Солдат невнятно пробормотал в ответ: «Вот надоел, уж лучше быть там, где стреляют!»
— Подтянись, когда с тобой разговаривают! Захотел в комендатуру? — рявкнул фельдфебель.
Но солдат продолжал небрежно стоять перед жандармом и безразлично глядел на его обтянутую сукном каску. В нескольких шагах виднелось маленькое помещеньице с надписью: «Дежурный офицер по вокзалу».
— Иди за мной! — рассерженно приказал фельдфебель и повел солдата к дежурному офицеру. Перед дверью он замедлил шаг, рассчитывая, что упрямый солдат одумается и козырнет как полагается, тогда его можно будет отпустить на все четыре стороны. Но лицо солдата-фронтовика сохраняло выражение сердитого упрямства. Жандарм пожал плечами и распахнул дверь.
За столом сидел дежурный обер-лейтенант, он молча взглянул на вытянувшегося перед ним солдата. Жандарм доложил, что произошло на перроне.
— В какой же воинской части так плохо воспитывают солдат? — спросил офицер, тоже не придавая особого значения этому пустячному инциденту.
— Старший стрелок Хельбрехт, третья рота двести одиннадцатого полка! — отрапортовал задержанный солдат.

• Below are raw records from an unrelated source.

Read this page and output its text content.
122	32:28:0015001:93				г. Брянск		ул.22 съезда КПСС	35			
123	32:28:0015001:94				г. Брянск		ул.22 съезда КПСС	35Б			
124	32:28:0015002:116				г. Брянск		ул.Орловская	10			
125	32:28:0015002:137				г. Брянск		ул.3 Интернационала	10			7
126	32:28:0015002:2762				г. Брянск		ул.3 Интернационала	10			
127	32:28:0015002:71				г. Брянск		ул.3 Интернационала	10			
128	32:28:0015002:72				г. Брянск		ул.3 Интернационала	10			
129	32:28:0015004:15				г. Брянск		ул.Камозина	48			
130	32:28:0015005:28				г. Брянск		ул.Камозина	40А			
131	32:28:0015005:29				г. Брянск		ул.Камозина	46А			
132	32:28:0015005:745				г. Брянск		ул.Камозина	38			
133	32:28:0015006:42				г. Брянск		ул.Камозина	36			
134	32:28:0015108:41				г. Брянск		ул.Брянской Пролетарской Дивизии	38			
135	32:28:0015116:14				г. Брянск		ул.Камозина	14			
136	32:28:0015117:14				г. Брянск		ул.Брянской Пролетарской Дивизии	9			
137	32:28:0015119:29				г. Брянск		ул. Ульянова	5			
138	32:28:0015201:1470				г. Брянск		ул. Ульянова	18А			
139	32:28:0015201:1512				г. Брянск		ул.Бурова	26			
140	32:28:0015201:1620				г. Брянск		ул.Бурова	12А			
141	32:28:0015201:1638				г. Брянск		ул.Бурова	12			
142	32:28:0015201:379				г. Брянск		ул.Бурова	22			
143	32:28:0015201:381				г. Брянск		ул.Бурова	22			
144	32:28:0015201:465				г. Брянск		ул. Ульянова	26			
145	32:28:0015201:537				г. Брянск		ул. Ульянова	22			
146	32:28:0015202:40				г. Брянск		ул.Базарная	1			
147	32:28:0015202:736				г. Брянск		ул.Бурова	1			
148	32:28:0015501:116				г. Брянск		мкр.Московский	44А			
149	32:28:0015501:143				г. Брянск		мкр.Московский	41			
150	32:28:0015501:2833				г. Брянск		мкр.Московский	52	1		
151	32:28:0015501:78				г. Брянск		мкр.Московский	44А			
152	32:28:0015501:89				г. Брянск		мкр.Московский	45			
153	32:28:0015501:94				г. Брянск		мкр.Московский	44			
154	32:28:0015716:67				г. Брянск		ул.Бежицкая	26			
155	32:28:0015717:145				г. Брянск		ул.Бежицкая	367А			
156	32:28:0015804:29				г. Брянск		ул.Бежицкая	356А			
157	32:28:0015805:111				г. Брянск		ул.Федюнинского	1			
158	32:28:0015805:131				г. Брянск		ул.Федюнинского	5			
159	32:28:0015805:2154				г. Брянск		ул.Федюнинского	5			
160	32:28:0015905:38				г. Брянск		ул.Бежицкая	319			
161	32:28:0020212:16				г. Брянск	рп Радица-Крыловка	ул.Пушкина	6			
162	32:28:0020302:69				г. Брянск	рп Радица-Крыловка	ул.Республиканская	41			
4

— Как, как ваша фамилия? — насторожившись, переспросил дежурный офицер.
— Ганс Хельбрехт.
Жандарм, доставивший солдата, подумал: «Бывает же так — однофамилец нашего обер-лейтенанта…»
— Какого года рождения? — спросил офицер.
— Двенадцатого ноября девятьсот двенадцатого года.
Дежурный комендант поднялся из-за стола и вплотную подошел к задержанному.
— Вы сказали, что служите в двести одиннадцатом полку? — переспросил он.
— Так точно! В третьей роте…
На лице обер-лейтенанта отразилось сначала удивление, затем тревога, почти испуг.
Ганс Хельбрехт… Его младшего брата тоже зовут Ганс Хельбрехт… Та же дата рождения, тот же полк. Мать писала, что от Ганса вот уже два месяца нет писем с фронта. Он пропал без вести… Этот человек присвоил его документы. Зачем?
— Может, ты еще скажешь, что родился в Мерзебурге?! — медленно произнес Хельбрехт-старший и стал расстегивать кобуру. Но солдат успел его опередить: резким и сильным ударом в солнечное сплетение он свалил офицера и, бросив ранец, одним прыжком очутился за дверью. Офицер корчился на полу не в силах произнести слова. Жандармский фельдфебель бросился к нему, потом выскочил за солдатом, но тот был уже далеко — бежал вдоль перрона. Полицейский выхватил пистолет и сделал предупредительный выстрел. Солдат продолжал бежать. По радио передали команду: «Всем оставаться на своих местах! Всем оставаться на своих местах!» Поднялась стрельба. Кто-то упал ничком на платформе, кто-то забежал в вагон поезда, все еще стоявшего у платформы, другие остались на месте, выполняя команду, прогремевшую по радио. Растерянно стояли медсестры; опустив термосы с кофе, испуганно жались друг к другу побледневшие девицы. Достигнув края перрона, беглец спрыгнул на рельсы и помчался по шпалам, широко выбрасывая ноги, как бегун на спортивных соревнованиях. Теперь ничто не мешало стрелять по беглецу, и пули все чаще ударялись в шпалы, в песок, рикошетили рядом с бегущим.